Between guitars, amps, recording equipment and pedals, I’ve owned something like 100 pieces of gear. Yet only six have formed the essence of my sound on electric: four guitars, one pedal and one amp.

To figure this out, I compiled a timeline and then edited it down until the only things left were items that either marked a milestone—my first electric, my first amp—or were an improvement over what I’d previously had. No side branches (i.e. “backup” amps, pedals that weren’t as good as ones I already had) or failed experiments (approximately 1.3 bazillion competing versions of amp modeling software designed for my computer, smartphone, iPad and Victrola).

Here is what my own gear milestones look like:

1975: '74 Gibson Les Paul Deluxe
My first electric. Unfortunately, I never got on with it, partly because it sounded too pretty and dull to me played clean. Clearly this was more about my inability to play guitar than any lack on the guitar’s part. But regardless, it just didn’t give me the sound I wanted. It did, however, make me realize I wanted a warm, lively sound. Just not from a Les Paul Deluxe.

1977: '77 Fender Vibro Champ
Although it sounded pretty basic, my first amp was a big improvement over playing that Les Paul through my brother’s stereo.

1978: '77 Electro-Harmonix Big Muff Pi.
Ahhhhh, my first taste of fuzz. Les Paul + overdrive. Now we’re getting somewhere.

1984: '81 Gibson ES-347
The first electric whose sound I really liked. Those full-size humbuckers on a semi-hollow, 335-style body created a richer sound than the mini-humbuckers on my Les Paul Deluxe. Just as importantly, this ES had a coil tap that got me interested in the single-coil, Fender sound.

1984: '81 Fender Princeton Reverb
The first amp I liked. The 10-inch speaker was much deeper sounding than the 8-inch one in the Vibro Champ. It also marked my discovery of reverb. Now it made me wonder what a Fender with a 12-inch speaker and reverb would sound like...

1989: '66 Fender Telecaster
The first Tele I bought was also the first Tele I ever played, my first Fender and my first single-coil guitar.

1991: '66 Fender Deluxe Reverb
The best all-around amp I’d ever played. Still is.

1992: '56 Fender Stratocaster
The first Strat whose sound truly floored me. Unfortunately, it also spoiled me as to what a Strat should sound like.

1998: ‘63 Fender Stratocaster
The classic rosewood variation on the classic Strat theme. I still alternate between this and the '56.

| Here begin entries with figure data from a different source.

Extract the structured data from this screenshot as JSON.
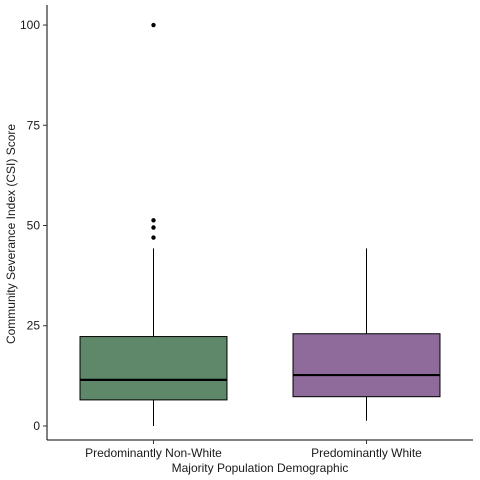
{
  "chart_data": {
    "type": "boxplot",
    "title": "",
    "xlabel": "Majority Population Demographic",
    "ylabel": "Community Severance Index (CSI) Score",
    "ylim": [
      -3.5,
      105
    ],
    "yticks": [
      0,
      25,
      50,
      75,
      100
    ],
    "grid": false,
    "legend": "none",
    "categories": [
      "Predominantly Non-White",
      "Predominantly White"
    ],
    "series": [
      {
        "category": "Predominantly Non-White",
        "color": "#5f8769",
        "whisker_low": 0,
        "q1": 6.5,
        "median": 11.5,
        "q3": 22.3,
        "whisker_high": 44.3,
        "outliers": [
          47,
          49.5,
          51.3,
          100
        ]
      },
      {
        "category": "Predominantly White",
        "color": "#8f6b9b",
        "whisker_low": 1.3,
        "q1": 7.3,
        "median": 12.7,
        "q3": 23,
        "whisker_high": 44.3,
        "outliers": []
      }
    ]
  }
}
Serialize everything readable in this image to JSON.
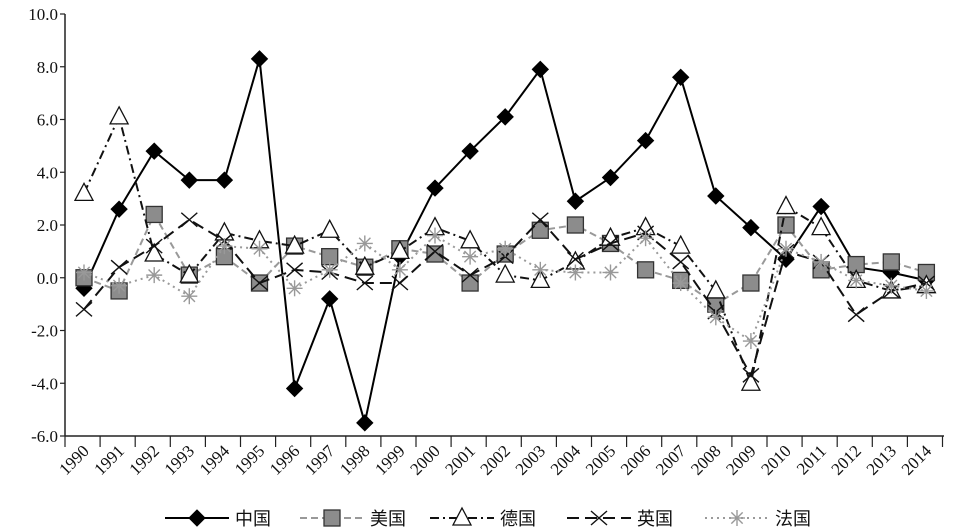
{
  "chart_data": {
    "type": "line",
    "title": "",
    "xlabel": "",
    "ylabel": "",
    "ylim": [
      -6,
      10
    ],
    "yticks": [
      "10.0",
      "8.0",
      "6.0",
      "4.0",
      "2.0",
      "0.0",
      "-2.0",
      "-4.0",
      "-6.0"
    ],
    "ytick_values": [
      10,
      8,
      6,
      4,
      2,
      0,
      -2,
      -4,
      -6
    ],
    "grid": false,
    "legend_position": "bottom",
    "x": [
      "1990",
      "1991",
      "1992",
      "1993",
      "1994",
      "1995",
      "1996",
      "1997",
      "1998",
      "1999",
      "2000",
      "2001",
      "2002",
      "2003",
      "2004",
      "2005",
      "2006",
      "2007",
      "2008",
      "2009",
      "2010",
      "2011",
      "2012",
      "2013",
      "2014"
    ],
    "series": [
      {
        "name": "中国",
        "marker": "diamond",
        "color": "#000000",
        "dash": "",
        "fill": "#000000",
        "values": [
          -0.4,
          2.6,
          4.8,
          3.7,
          3.7,
          8.3,
          -4.2,
          -0.8,
          -5.5,
          0.8,
          3.4,
          4.8,
          6.1,
          7.9,
          2.9,
          3.8,
          5.2,
          7.6,
          3.1,
          1.9,
          0.7,
          2.7,
          0.4,
          0.2,
          -0.1
        ]
      },
      {
        "name": "美国",
        "marker": "square",
        "color": "#999999",
        "dash": "7,4",
        "fill": "#8c8c8c",
        "values": [
          0.0,
          -0.5,
          2.4,
          0.1,
          0.8,
          -0.2,
          1.2,
          0.8,
          0.4,
          1.1,
          0.9,
          -0.2,
          0.9,
          1.8,
          2.0,
          1.3,
          0.3,
          -0.1,
          -1.0,
          -0.2,
          2.0,
          0.3,
          0.5,
          0.6,
          0.2
        ]
      },
      {
        "name": "德国",
        "marker": "triangle",
        "color": "#111111",
        "dash": "9,4,2,4",
        "fill": "#ffffff",
        "values": [
          3.2,
          6.1,
          0.9,
          0.1,
          1.7,
          1.4,
          1.2,
          1.8,
          0.4,
          1.0,
          1.9,
          1.4,
          0.1,
          -0.1,
          0.6,
          1.5,
          1.9,
          1.2,
          -0.5,
          -4.0,
          2.7,
          1.9,
          -0.1,
          -0.5,
          -0.3
        ]
      },
      {
        "name": "英国",
        "marker": "x",
        "color": "#111111",
        "dash": "12,6",
        "fill": "none",
        "values": [
          -1.2,
          0.4,
          1.2,
          2.2,
          1.4,
          -0.2,
          0.3,
          0.2,
          -0.2,
          -0.2,
          1.0,
          0.1,
          0.8,
          2.2,
          0.7,
          1.3,
          1.7,
          0.6,
          -1.3,
          -3.7,
          1.0,
          0.6,
          -1.4,
          -0.5,
          -0.2
        ]
      },
      {
        "name": "法国",
        "marker": "asterisk",
        "color": "#9a9a9a",
        "dash": "2,4",
        "fill": "none",
        "values": [
          0.2,
          -0.3,
          0.1,
          -0.7,
          1.2,
          1.1,
          -0.4,
          0.3,
          1.3,
          0.3,
          1.6,
          0.8,
          1.1,
          0.3,
          0.2,
          0.2,
          1.5,
          -0.2,
          -1.5,
          -2.4,
          1.1,
          0.6,
          -0.1,
          -0.3,
          -0.5
        ]
      }
    ]
  }
}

2000: '52 Fender Telecaster
My ultimate Tele. Like a good Telecaster should, it carries through the mix without ever sounding harsh or thin.

2002: Blackstone Appliances MOSFET Overdrive
The right overdrive pedal for me. It made me realize that because I mostly play at home, I needed a pedal that worked with a clean amp, not overdrive an already-pushed amp.

So here is my final core set of equipment, which according to my timeline, hasn’t changed in well over a decade:

‘52 Tele, ‘56 Strat, ‘63 Strat, ‘81 ES-347 → Blackstone Overdrive → ‘66 Deluxe Reverb.

Simple, but it took years to get there. I also found some things about myself that I’d never really clearly considered before, but which became glaringly obvious from developing this list.

For instance, it turns out I like a basic amp with a great clean sound. I pretty much already knew that. But what I hadn’t realized until the timeline is that the depth of tone that I originally thought I wanted from humbuckers turned out to be better achieved for me by pairing single coils with a bigger speaker.

Meanwhile, my choice of gear revealed embarrassingly conservative tastes, with a strong leaning toward only the best-known classics. I think this is equal parts an appreciation for great, time-honored equipment and that owning them checks off all the boxes of my teenage gear aspirations. Either way, it fills my cup of ego to the brim.

So what are your own gear milestones?

Maybe you’ll find you’re headed towards a specific set of gear and that a timeline can help direct your search. Or perhaps you enjoy sampling a bit of everything that’s out there and a list will show what you’ve overlooked so far. Either way, defining your own milestones can provide insight into where you’ve been and where you’re headed as a guitar player.

No matter which way you go with it, it’ll be an interesting trip.